Monday, November 28, 2011

Descartes, Calvin, and Closing Eyes During Prayer

“If any external mediation is unnecessary [within Calvin’s theology] and the Spirit only works within, there is a threat to traditional understandings for what the church had known as sacraments (or sacramentals). To put it another way, the sacraments now can only picture this inward work. Although in his understanding of signs Calvin sought to counter the minimalism of Zwingly, in the end nothing external can be essential to this process. We are not encouraged, as with Bonaventure, to move from mediation on the beauty of creation to the reflection of that beauty within and above us. (Incidentally, as near as I can tell, it was around this time that people began to close their eyes during corporate prayer to better focus their minds.) As a result, though Calvin probably did not intend this, over time it became the case that people, especially in the Pietist stream of this tradition, had no way of finding any substantial theological meaning in any external object or act. There was no longer anything for their eyes or their feelings to hold and indwell.

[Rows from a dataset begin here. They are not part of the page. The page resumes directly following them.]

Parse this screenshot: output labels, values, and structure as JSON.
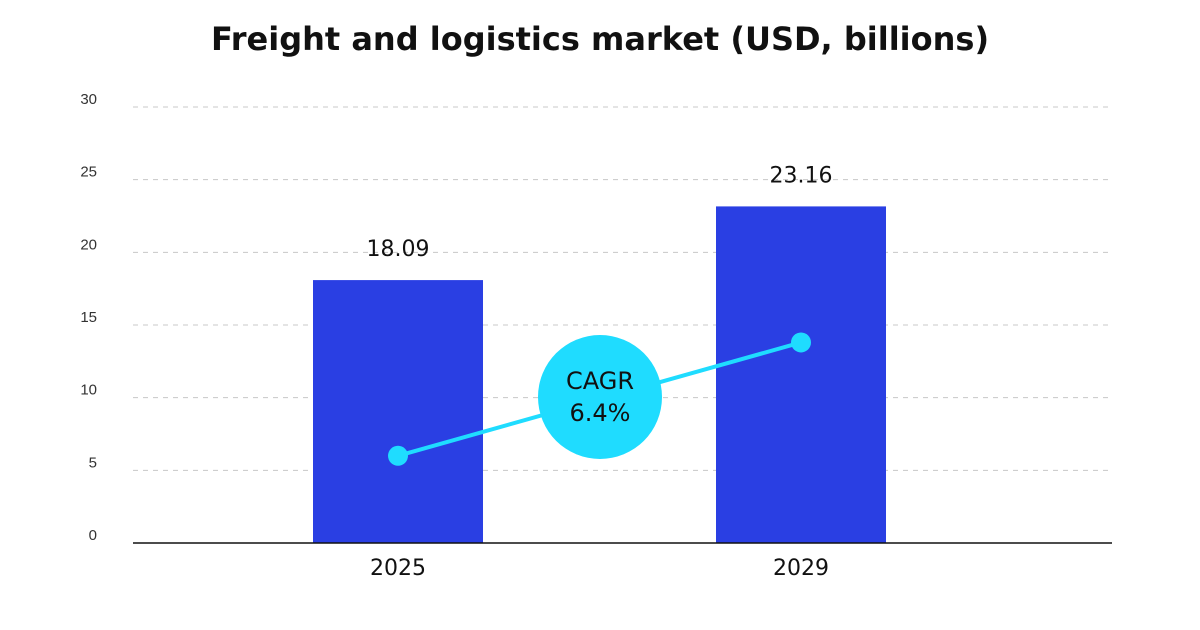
{
  "chart_data": {
    "type": "bar",
    "title": "Freight and logistics market (USD, billions)",
    "categories": [
      "2025",
      "2029"
    ],
    "values": [
      18.09,
      23.16
    ],
    "data_labels": [
      "18.09",
      "23.16"
    ],
    "ylim": [
      0,
      30
    ],
    "yticks": [
      0,
      5,
      10,
      15,
      20,
      25,
      30
    ],
    "xlabel": "",
    "ylabel": "",
    "grid": true,
    "bar_color": "#2a3fe3",
    "accent_color": "#1fdcff",
    "trend_line": {
      "values": [
        6.0,
        13.8
      ],
      "color": "#1fdcff"
    },
    "badge": {
      "line1": "CAGR",
      "line2": "6.4%"
    }
  }
}
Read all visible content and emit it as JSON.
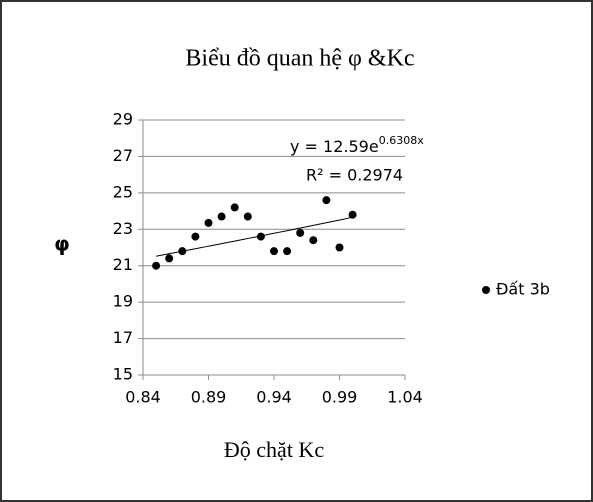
{
  "chart_data": {
    "type": "scatter",
    "title": "Biểu đồ quan hệ φ &Kc",
    "x_label": "Độ chặt Kc",
    "y_label": "φ",
    "x": [
      0.85,
      0.86,
      0.87,
      0.88,
      0.89,
      0.9,
      0.91,
      0.92,
      0.93,
      0.94,
      0.95,
      0.96,
      0.97,
      0.98,
      0.99,
      1.0
    ],
    "series": [
      {
        "name": "Đất 3b",
        "color": "#000000",
        "values": [
          21.0,
          21.4,
          21.8,
          22.6,
          23.35,
          23.7,
          24.2,
          23.7,
          22.6,
          21.8,
          21.8,
          22.8,
          22.4,
          24.6,
          22.0,
          23.8
        ]
      }
    ],
    "trendline": {
      "equation": "y = 12.59e",
      "exponent": "0.6308x",
      "r2_label": "R² = 0.2974",
      "a": 12.59,
      "b": 0.6308
    },
    "xlim": [
      0.84,
      1.04
    ],
    "xticks": [
      0.84,
      0.89,
      0.94,
      0.99,
      1.04
    ],
    "ylim": [
      15,
      29
    ],
    "yticks": [
      15,
      17,
      19,
      21,
      23,
      25,
      27,
      29
    ],
    "grid": true,
    "legend": "right"
  }
}
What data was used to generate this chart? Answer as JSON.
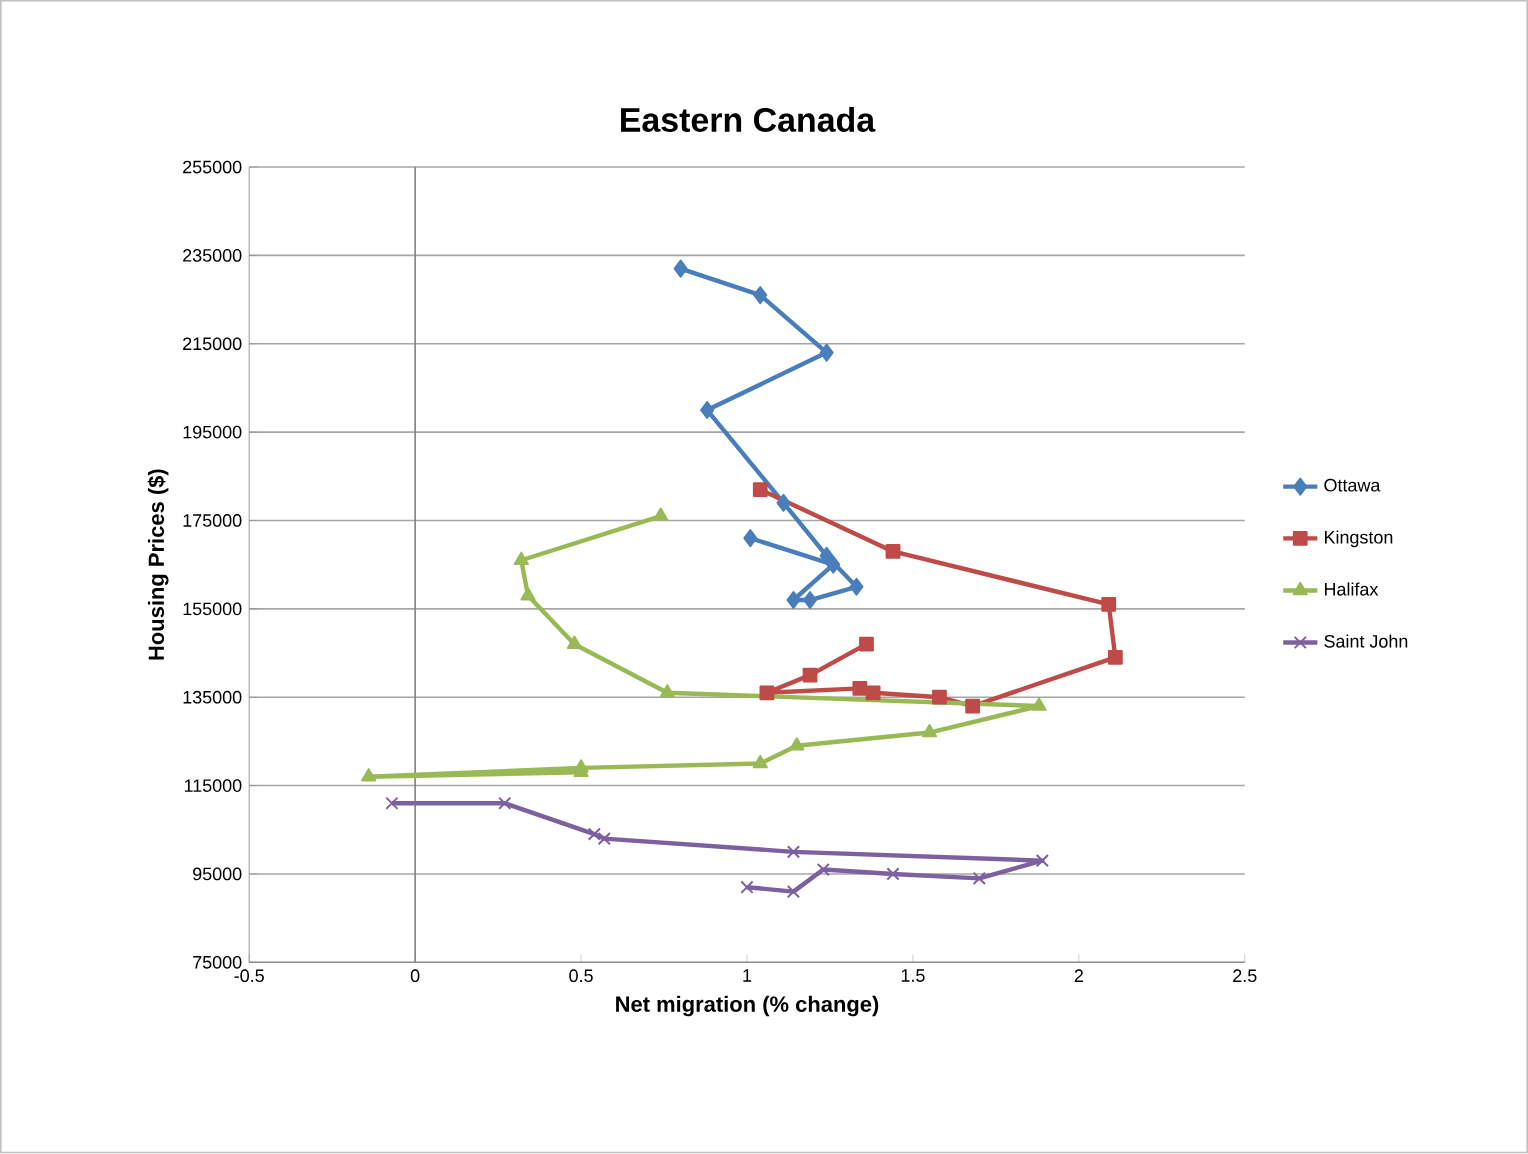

"Descartes was key here. I believe that one can argue that he was working in the shadow of this Calvinist heritage when he said in 1642, ‘I am certain that I cannot have any knowledge of what is outside of me, except by what is in me.’ The view that we should have more confidence in what is in our minds than what is before our eyes led to what Charles Taylor calls a ‘mediational epistemology’ (the notion that knowledge is mediated through ideas in our minds), and to the split between public and private religion, seen perhaps in its earliest form in Descartes. This distrust of the unity of sense and spiritual knowledge was surely one of the conditions, if not the cause, of his splitting inner and outer knowledge. Such a view tends to privilege the ear over the eye, and, as a result, language over other symbolic forms.” William A. Dyrness, Poetic Theology: God and the Poetics of Everyday Life, pp. 195–196.